Carlo was a dog "as big as myself," as she put it, a Newfoundland that her father gave her. She named him after the dog in Jane Eyre and spent 18 years with this bear of a dog, walking around town with him, writing while he filled up most of the empty floor space in her room. This was a revelation to me. It would be one thing for Dickinson to have a dog and not a cat, but a Newfie, a big, human sized dog? And here I'm showing some of my prejudice (which I've also had to modify lately - but more on that later) because I am a "big dog" person. I grew up with Saint Bernards and always thought that dog people were either "big dog" or "small dog" types. And I would have bet that, absent cats, Dickinson would go for the tiny, yappy type. So I had to look at her poems again in light of this revelation.
Having a really big dog is a certain kind of challenge. You have to be able to communicate with and command the dog. A misbehaving Chihuahua is an annoyance (ask me how I know!), but a misbehaving 125lb Newfie or Saint is a menace. They have to respect you and know you mean business. You can't just be pliant and accommodating. You can't be a "That's ok, I'll just sit in my room and write" wimp. So knowing about Carlo made me look at Dickinson's personality again.

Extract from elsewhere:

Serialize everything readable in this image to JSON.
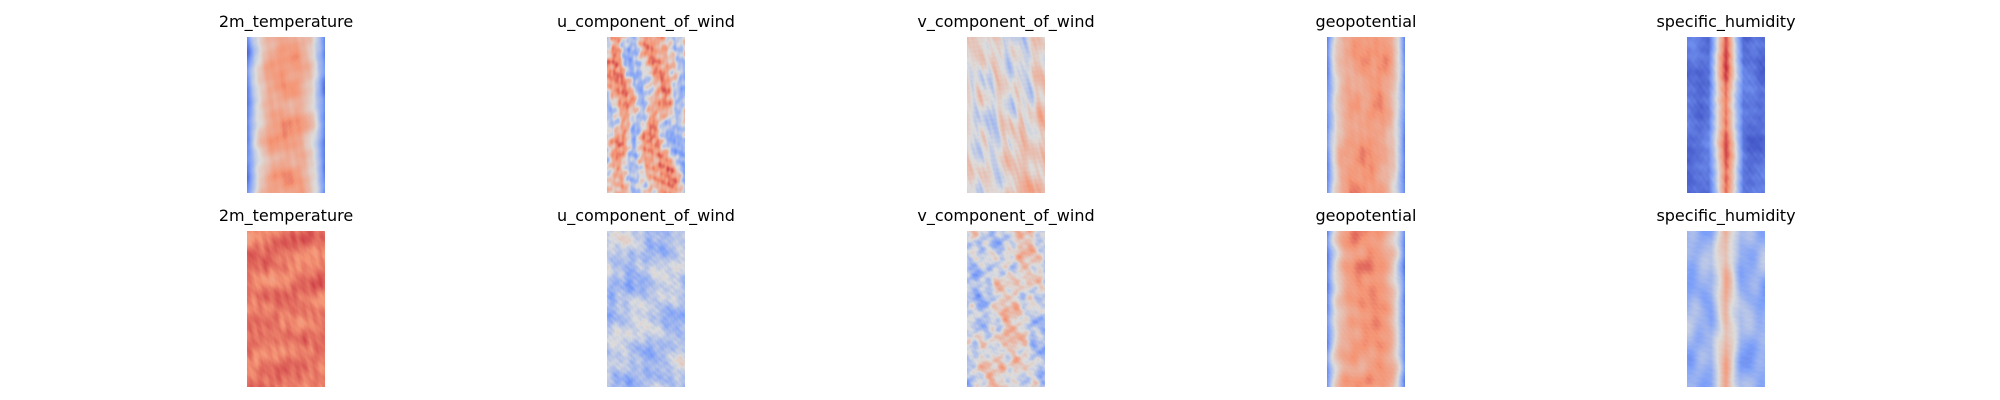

And when I looked again, I saw her irony ("Thanks for the surgery," she says to Higginson when he doesn't understand her poems.) and her passion. I saw the strength it took to choose to write, her fearlessness in the face of our biggest fears: loss, abandonment, death, loneliness. I could see the sensuality in the poems when I thought of her sitting down beside this big, black dog stroking his fur. I could see the power I had overlooked in her willingness to make direct statements ("Renunciation is a piercing virtue-") as well as enigmatic images.
And Carlo shows up directly in the poems sometimes. One of my favorites is "I started Early - Took my Dog-" (#656 Franklin, #520 Johnson):
I started Early - Took my Dog -
And visited the Sea -
The Mermaids in the Basement
Came out to look at me -
And Frigates - in the Upper Floor
Extended Hempen Hands - P
resuming Me to be a Mouse -
Aground - upon the Sands -
But no Man moved Me - till the Tide
Went past my simple Shoe -
And past my Apron - and my Belt
And past my Bodice - too -
And made as He would eat me up -
As wholly as a Dew
Upon a Dandelion's Sleeve -
And then - I started - too -
And He - He followed - close behind -
I felt His Silver Heel
Upon my Ankle - Then my Shoes
Would overflow with Pearl -
Until We met the Solid Town -
No One He seemed to know
And bowing - with a Mighty look -
At me - The Sea withdrew -
Although Carlo only appears in the first line, he is a presence in the poem. There's a sly nod to him in the line "But no Man moved Me." Carlo is male but not a "Man." And Carlo hovers in the background, in danger of being abandoned if she accepts the sea's caresses. He complicates the poem.
There's a good discussion of the poem itself here:
http://academic.brooklyn.cuny.edu/english/melani/cs6/dog.html
Of course, as I write this, I have on my lap my 5lb Chihuahua, Ancho. But more about that another time!
svf
How does Carlo affect your reading of Dickinson?
Friday, August 21, 2009
Welcome!
Welcome to my blog! Over the next few months, I will be blogging on Emily Dickinson. Some of these postings will be readings of the poems, some will be responses, some will be discussions of the influence of her poems on the way I see or understand things or even on the things I see or want to understand. It's not meant as an academic exercise, hence the title: "Living with Dickinson."
And, as you visit and comment, we can raise questions, disagree, converse and explore. What's your favorite Emily Dickinson poem? Why? What do you wish you knew about Dickinson? What do you wish you didn't know? Why do you read her poems?